Анна подошла к обелиску с хмурым лицом, сухо приняла цветы от сияющего Вадима и обреченно пошла рядом. Вдруг тишину вечерней улицы пробудил громкий крик.
— Аня! Подождите! Я все понял! Я пришел! — кричал Петр, придерживая на голове широкополую шляпу пасечника с оторванной сеткой, которая при небольшом допуске вполне могла сойти за «сомбреро». — Вот! — продолжал он, доставая из кармана бархатную коробочку — Вот кольцо. Ведь так было в Вашем сне? — Аня с трудом отцепилась от крепко держащего ее за руку Вадима и смущенно покраснела.
— Анна! — торжественно произнес Петр. — Вы выйдете за меня замуж?
— Вы думаете, она отказалась? Нет?! Вы как всегда правы!
Афродита[13]
Кузьма Федоров был единственным мужчиной в риелторской конторе. Его окружали молодые веселые девчонки, которые постоянно над ним подшучивали. …. А шутить было над чем. Его голову называли Домом Советов и очень ей завидовали. Но только голове. Больше у Федорова завидовать было нечему. Близорукие глаза подслеповато посматривали из-за очков с большими диоптриями, спина из-за постоянной работы за столом была сутулой, а на свою одежду он вообще не обращал внимания. Все заработанные деньги он тратил на марки. Коллекция, которой он обладал, пополнялась в их семье, из поколения в поколение и поговаривали, что она тянет на двести штук баксов. Помимо необыкновенной эрудиции, он обладал замечательным даром убеждения. Клиенты от общения с ним млели. Особенно женская их часть. Вероятно, это был врожденный дар психологического убеждения. Ни одна из сделок, проходивших через его руки, не сорвалась. Руководство прочило ему быстрое продвижение по службе, но от коллектива ему доставалось «по самое не хочу».

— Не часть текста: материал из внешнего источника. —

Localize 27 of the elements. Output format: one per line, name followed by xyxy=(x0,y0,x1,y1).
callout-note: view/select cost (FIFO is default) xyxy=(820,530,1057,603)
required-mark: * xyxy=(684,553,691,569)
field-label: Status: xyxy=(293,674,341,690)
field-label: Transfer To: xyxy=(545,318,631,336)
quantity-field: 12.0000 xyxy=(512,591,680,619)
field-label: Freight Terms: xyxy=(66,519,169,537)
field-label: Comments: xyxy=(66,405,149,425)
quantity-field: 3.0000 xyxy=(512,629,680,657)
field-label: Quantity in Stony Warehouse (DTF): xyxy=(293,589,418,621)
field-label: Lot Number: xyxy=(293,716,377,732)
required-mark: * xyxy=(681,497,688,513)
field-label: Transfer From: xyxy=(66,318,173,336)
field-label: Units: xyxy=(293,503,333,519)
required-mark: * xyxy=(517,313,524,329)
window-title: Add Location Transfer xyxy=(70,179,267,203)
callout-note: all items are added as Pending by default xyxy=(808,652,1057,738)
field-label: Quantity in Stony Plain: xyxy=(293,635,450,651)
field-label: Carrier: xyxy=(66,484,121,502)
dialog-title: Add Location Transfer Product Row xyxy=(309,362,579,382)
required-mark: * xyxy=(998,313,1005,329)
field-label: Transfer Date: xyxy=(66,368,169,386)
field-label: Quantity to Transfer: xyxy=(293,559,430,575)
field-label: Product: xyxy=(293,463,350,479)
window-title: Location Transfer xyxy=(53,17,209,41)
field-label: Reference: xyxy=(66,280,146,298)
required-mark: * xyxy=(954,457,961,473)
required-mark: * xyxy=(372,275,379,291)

— Федоров! — спрашивала его Катрин из-за соседнего стола. — Ты сегодня брился?
— Брился, — настораживался тот, с подозрительностью поглядывая на сослуживицу.
— А уши?
Федоров хватался руками за уши и краснел. Девицы покатывались со смеху и топали от удовольствия ногами. В общем, как мужчину они его не воспринимали и могли при нем обсуждать свои проблемы, начиная от поклонников и заканчивая гигиеническими прокладками. Федоров не обижался. Он уже смирился со своей участью холостяка и объекта женских насмешек. К тому же он был не злопамятным, и когда ему прикалывали на спину пальто бумажку с надписью «Я валенок» и обнаруживал он ее только дома, пройдя с ней через весь город, даже тогда на девчонок не обижался. А ведь мог копить обиды и обещать себе, что расквитается со злопыхательницами, когда они будут под его руководством.